Within three decades, almost 80% of the lands that depend on groundwater will start to reach their natural irrigation limits as the wells run dry.

In a world of increasing extremes of drought and rainfall, driven by rising global temperatures and potentially catastrophic climate change, the water will start to run out.

It is happening already: in 20% of those water catchments in which farmers and cities rely on pumped groundwater, the flow of streams and rivers has fallen and the surface flow has dwindled, changed direction or stopped altogether.

“The effects can be seen already in the Midwest of the United States and in the Indus Valley project between Afghanistan and Pakistan,” said Inge de Graaf, a hydrologist at the University of Freiburg.

Groundwater – the billions of tonnes locked in the soils and bedrock, held in vast chalk and limestone aquifers and silently flowing through cracks in other sediments – is the terrestrial planet’s biggest single store of the liquid that sustains all life.

Groundwater supplies the inland streams and rivers, and the flow from tributaries is an indicator of the levels of water already in the ground.

For thousands of years, communities have drawn water from wells in the dry season and relied on wet season rainfall to replenish it. But as human numbers have grown, as agriculture has commandeered more and more of the land, and as cities have burgeoned, demand has in some places begun to outstrip supply. The fear is that rising average temperatures will intensify the problem.

Dr de Graaf and colleagues from the Netherlands and Canada report in the journal Nature that they used computer simulations to establish the likely pattern of withdrawal and flow. The news is not good.
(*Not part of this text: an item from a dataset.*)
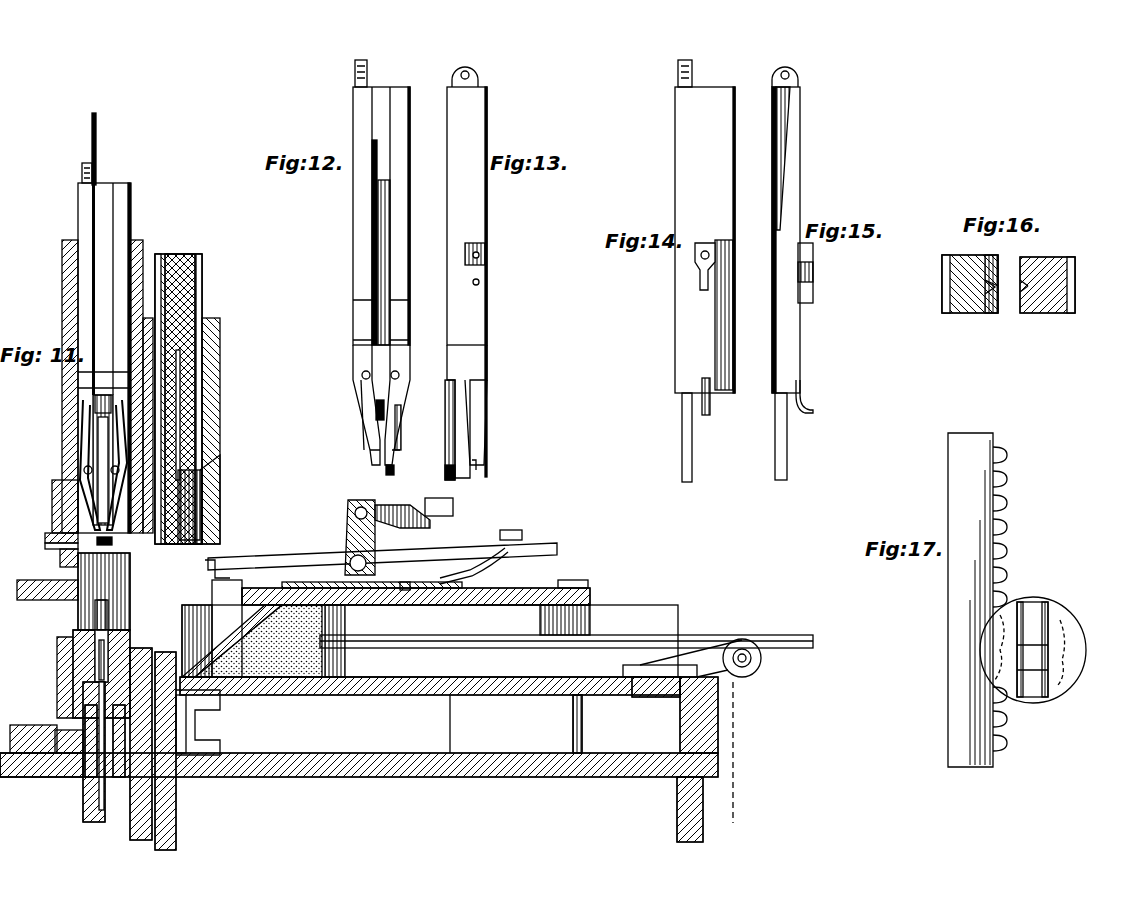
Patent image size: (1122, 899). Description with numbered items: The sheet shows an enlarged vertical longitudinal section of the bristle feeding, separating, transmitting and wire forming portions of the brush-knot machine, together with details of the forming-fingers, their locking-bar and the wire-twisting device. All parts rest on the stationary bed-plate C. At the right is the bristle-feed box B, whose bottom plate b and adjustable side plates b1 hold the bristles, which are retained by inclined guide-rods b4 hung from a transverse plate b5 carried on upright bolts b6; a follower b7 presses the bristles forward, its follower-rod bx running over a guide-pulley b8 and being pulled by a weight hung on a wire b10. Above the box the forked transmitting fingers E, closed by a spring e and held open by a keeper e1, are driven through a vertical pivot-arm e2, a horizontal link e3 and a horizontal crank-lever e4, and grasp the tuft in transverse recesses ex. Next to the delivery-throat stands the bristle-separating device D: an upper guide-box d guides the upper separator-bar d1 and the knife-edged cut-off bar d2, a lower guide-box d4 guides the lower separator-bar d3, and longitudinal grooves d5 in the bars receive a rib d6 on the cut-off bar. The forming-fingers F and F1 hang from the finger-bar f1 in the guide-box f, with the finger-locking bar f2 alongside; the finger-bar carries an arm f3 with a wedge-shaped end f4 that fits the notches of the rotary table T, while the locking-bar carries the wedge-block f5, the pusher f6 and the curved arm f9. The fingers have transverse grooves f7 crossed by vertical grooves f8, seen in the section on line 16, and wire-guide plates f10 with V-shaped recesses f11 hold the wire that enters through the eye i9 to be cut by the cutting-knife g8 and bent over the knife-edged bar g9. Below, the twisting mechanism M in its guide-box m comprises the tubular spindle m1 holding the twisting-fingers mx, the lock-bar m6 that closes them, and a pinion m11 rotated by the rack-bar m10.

In FIG. 11, the guide-box f is at (62, 272).
In FIG. 11, the finger-bar f1 is at (85, 217).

“We estimate that, by 2050, environmental flow limits will be reached for approximately 42% to 79% of the watershed in which there is groundwater pumping worldwide, and this will generally occur before substantial losses in groundwater storage are experienced,” they write.

That drylands – home to billions of people – will experience water stress with rising temperatures is not news. Climate scientists have been issuing warnings for years.

Ground level drops

And demand for groundwater has increased with the growth of the population and the worldwide growth of the cities: some US cities are at risk of coastal flooding just because so much groundwater has been extracted that the ground itself has been lowered.

The important thing about the latest research is that it sets – albeit broadly – a timetable and a map of where the water stress is likely to be experienced first.

In a hotter world, plants and animals will demand more water. But in a hotter world, the probability of extremes of drought increases.

“If we continue to pump as much groundwater in the coming decades as we have done so far, a critical point will be reached also for regions in southern and central Europe – such as Portugal, Spain and Italy – as well as in North African countries,” Dr de Graaf warned.

“Climate change may even accelerate this process, as we expect less precipitation, which will further increase the extraction of groundwater and cause dry areas to dry out completely.”

 

1 Comment

  • This post identifies a big challenge, but there are solutions. Fresh water is not really a depletable resource like fossil fuels, recognizing that most of the latter must be left in the crust to keep warming below 1.5 deg C. To be sure water in aquifers can be depleted when extraction exceeds recharge. The solution to this depletion as well as ensuring a supply of fresh water to arid regions in the future is found in the nuclear reactor 93 million miles away, the fusion reactor in the core of the Sun. Solar radiation drives the global water cycle, supplying fresh water as rain to land areas, and can supply all of humanity’s future needs for energy, including what is required for desalination of seawater. Even if hopefully warming can be kept below 1.5 deg C, the impact of another 0.5 deg C of warming will generate more rain in some regions, less in others. Recharge of groundwater in the former will be potentially increased, and desalination can supply fresh water to the latter regions. In addition, agricultural practices that conserve fresh water must be implemented in a shift to agroecologies/permaculture including farming crops in brackish water.